What is Chorea?
Chorea was derived from the Greek word “khoreia”, literally meaning coral dance. Patients with chorea have jerky involuntary movement of the muscles. This usually involves the limbs, upper part of the body and the face. The severity of chorea can range from mere twitching and fidgeting to persistent, violent movements of the limbs.
Patients with chorea are unable to maintain a sustained posture. The body movements are continually changing and move from one side of the body to another. They also tend to have an awkward gait when they walk. It has been described as being dance–like by some people. In certain cases, patients will have impaired speech because the chest muscles have been affected.
Patients who are strongly affected by chorea also alternately squeeze and release the object they are holding. When they attempt to stick their tongue out, the tongue often pops in and out.
What are the causes of chorea?
Chorea is caused by excessive dopaminergic activity in the part of the brain in charge of controlling the normal movements of the muscles known as the basal ganglia. The excessive dopamine results in spontaneous uncontrollable muscle movements.

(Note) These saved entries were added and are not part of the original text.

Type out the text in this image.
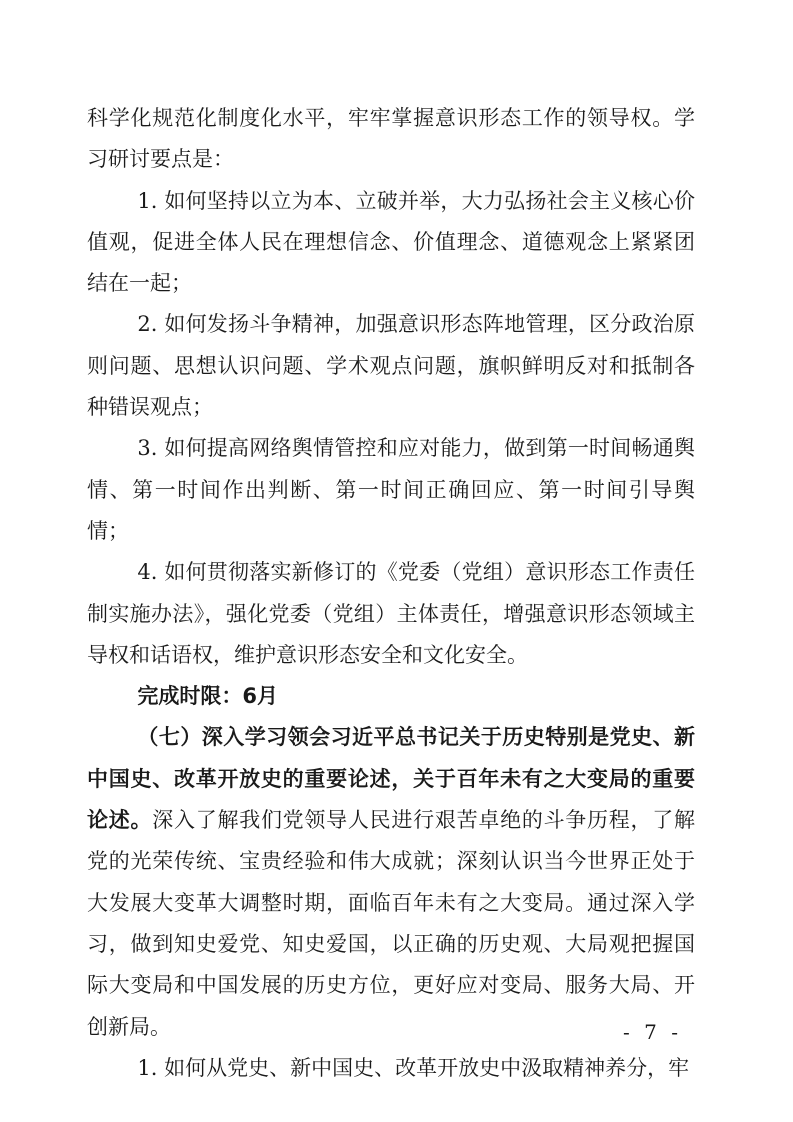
科学化规范化制度化水平，牢牢掌握意识形态工作的领导权。学习研讨要点是：

1. 如何坚持以立为本、立破并举，大力弘扬社会主义核心价值观，促进全体人民在理想信念、价值理念、道德观念上紧紧团结在一起；

2. 如何发扬斗争精神，加强意识形态阵地管理，区分政治原则问题、思想认识问题、学术观点问题，旗帜鲜明反对和抵制各种错误观点；

3. 如何提高网络舆情管控和应对能力，做到第一时间畅通舆情、第一时间作出判断、第一时间正确回应、第一时间引导舆情；

4. 如何贯彻落实新修订的《党委（党组）意识形态工作责任制实施办法》，强化党委（党组）主体责任，增强意识形态领域主导权和话语权，维护意识形态安全和文化安全。

完成时限：6月

（七）深入学习领会习近平总书记关于历史特别是党史、新中国史、改革开放史的重要论述，关于百年未有之大变局的重要论述。深入了解我们党领导人民进行艰苦卓绝的斗争历程，了解党的光荣传统、宝贵经验和伟大成就；深刻认识当今世界正处于大发展大变革大调整时期，面临百年未有之大变局。通过深入学习，做到知史爱党、知史爱国，以正确的历史观、大局观把握国际大变局和中国发展的历史方位，更好应对变局、服务大局、开创新局。

1. 如何从党史、新中国史、改革开放史中汲取精神养分，牢

- 7 -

Many diseases have been identified as contributors of the excessive dopaminergic activity. These include:
- Huntington’s disease, a hereditary disease
- Sydenham chorea, which occurs in rheumatic fever
- Chorea gravidarum during in the first trimester of pregnancy
- Senile chorea
- Diseases affecting the brain and spinal cord such as systemic lupus erythematosus (SLE) and encephalitis
- Lesions in the basal ganglia
- Usage of antiepileptic drugs such as those in Parkinson’s disease
- Usage of lithium, amphetamines and antinausea medications
How is chorea diagnosed?
Chorea diagnosis usually involves medical history and conducting a thorough clinical exam. The doctor looks into the symptoms, family history, and medication history.
Syndeham’s chorea most often occurs in children aged between 6 and 14. Huntington’s disease typically affects people aged 35 and above. Chorea can only be observed after that. Huntington’s chorea affects both boys and girls equally whereas girls are twice more likely to get Syndenham chorea compared to boys.
For patients suffering from both ballismus and chorea, the doctor may arrange a computed tomography (CT) scan or magnetic resonance imaging (MRI) to investigate if any of the blood vessels in the basal ganglia are blocked or ruptured.
Sometimes doctors need to test a sample of the patient’s cerebrospinal fluid to investigate if they have encephalitis or neurosyphilis.
How is chorea treated?
The treatments available can only treat the symptoms of chorea. Normally, doctors do not treat chorea on its own unless it poses harm to the patient’s own body or causes embarrassment due to the involuntary movements.
Most of the drugs given suppress the activity of dopamine in the basal ganglia. Some examples of these drugs are neuroleptics, dopamine-depleting agents and GABAergic drugs. However, they carry serious side effects such as muscle stiffness. These drugs are not given to pregnant women because they may harm the fetus. Instead, they are given a mild tranquilizer instead.
Deep brain simulation is a possible surgical option for patients who do not respond to medication. It can only reduce symptoms but will not cure chorea.
What is the prognosis of chorea?
The outlook of chorea depends on its cause. Syndenham chorea can be resolved using antibiotics. On average, patients will recover within 1 to 6 months. On the other hand, Huntington’s chorea cannot be cured and many patients are only able to live up to 25 years after the first symptoms have surfaced. Chorea caused by metabolic disorders usually stop once the hormonal balances have been corrected appropriately.